Helium Forms Stable Compounds with Iron at High Pressure and Temperature - Academic News

Academic News

As a noble gas, helium is chemically inert and rarely forms compounds with other elements. Researchers from Taiwan and Japan, however, demonstrated for the first time that helium can react with molten iron under high pressure and temperature to form several stable compounds. This groundbreaking study, published in Physical Review Letters and featured in Physics Magazine, provides compelling evidence to support the long-standing hypothesis that the Earth’s core contains a reservoir of primordial helium-3, an isotope of helium-4.

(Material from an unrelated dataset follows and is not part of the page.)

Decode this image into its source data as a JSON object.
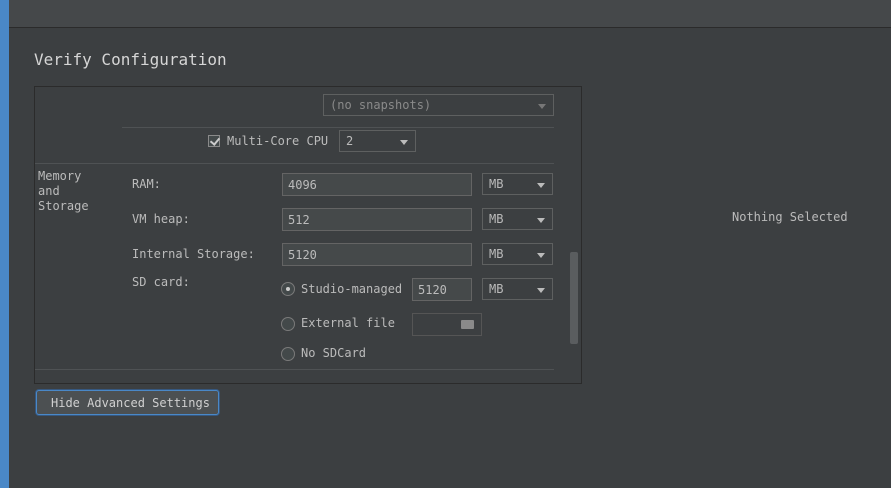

At the University of Tokyo, a team led by Professor Kei Hirose used a diamond anvil cell to compress iron and helium, heating the sample with a laser to achieve high pressures (up to 54 GPa) and temperatures (up to 2820 K). Through synchrotron X-ray diffraction, the researchers observed that the unit-cell volume of the iron lattice in the sample was significantly larger than that of pure iron under the same pressure–temperature conditions. This expansion in volume was attributed to the incorporation of helium atoms into the iron lattice, a hypothesis later supported by secondary-ion mass spectrometry analysis conducted at Hokkaido University. Meanwhile, at National Central University, Professor Han Hsu employed computational approach to investigate the iron-helium compounds, confirming their dynamical stability and revealing detailed atomic structures, magnetic properties, and bonding characteristics.

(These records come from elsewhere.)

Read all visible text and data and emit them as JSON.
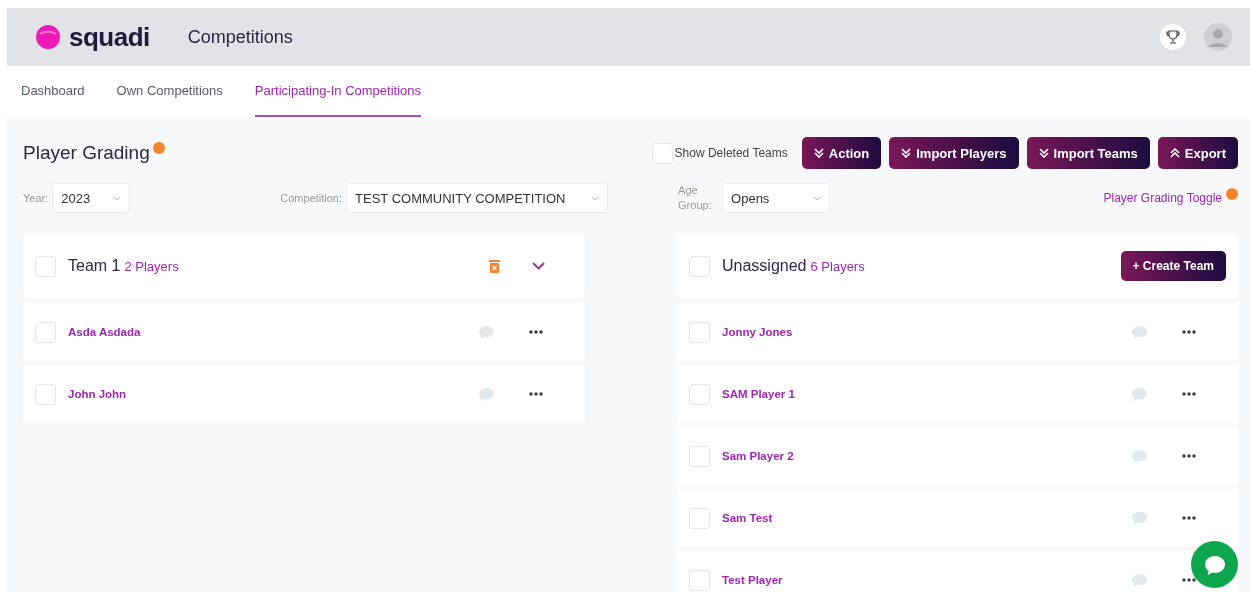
{
  "header": {
    "logo": "squadi",
    "title": "Competitions"
  },
  "tabs": [
    {
      "label": "Dashboard",
      "selected": false
    },
    {
      "label": "Own Competitions",
      "selected": false
    },
    {
      "label": "Participating-In Competitions",
      "selected": true
    }
  ],
  "page_title": "Player Grading",
  "show_deleted": {
    "label": "Show Deleted Teams",
    "checked": false
  },
  "buttons": [
    {
      "label": "Action",
      "kind": "down"
    },
    {
      "label": "Import Players",
      "kind": "down"
    },
    {
      "label": "Import Teams",
      "kind": "down"
    },
    {
      "label": "Export",
      "kind": "up"
    }
  ],
  "filters": {
    "year": {
      "label": "Year:",
      "value": "2023"
    },
    "competition": {
      "label": "Competition:",
      "value": "TEST COMMUNITY COMPETITION"
    },
    "age_group": {
      "label": "Age Group:",
      "value": "Opens"
    }
  },
  "toggle_link": "Player Grading Toggle",
  "teams": [
    {
      "name": "Team 1",
      "count": "2 Players",
      "checked": false,
      "players": [
        {
          "name": "Asda Asdada",
          "checked": false
        },
        {
          "name": "John John",
          "checked": false
        }
      ]
    }
  ],
  "unassigned": {
    "name": "Unassigned",
    "count": "6 Players",
    "checked": false,
    "create_button": "+ Create Team",
    "players": [
      {
        "name": "Jonny Jones",
        "checked": false
      },
      {
        "name": "SAM Player 1",
        "checked": false
      },
      {
        "name": "Sam Player 2",
        "checked": false
      },
      {
        "name": "Sam Test",
        "checked": false
      },
      {
        "name": "Test Player",
        "checked": false
      }
    ]
  }
}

The implications of this finding extend beyond the realms of physics and chemistry. Helium-3, a product of the Big Bang, is abundant in the solar nebula but rare on the Earth's surface. A long-standing hypothesis suggests that, as the Earth coalesced from the solar nebula, primordial helium-3 may have been trapped in the Earth's core, which is primarily composed of metallic iron, with pressures exceeding 135 GPa and temperatures above 4,000 K. This new finding provides additional support for that hypothesis, offering valuable insights into the formation of our planet.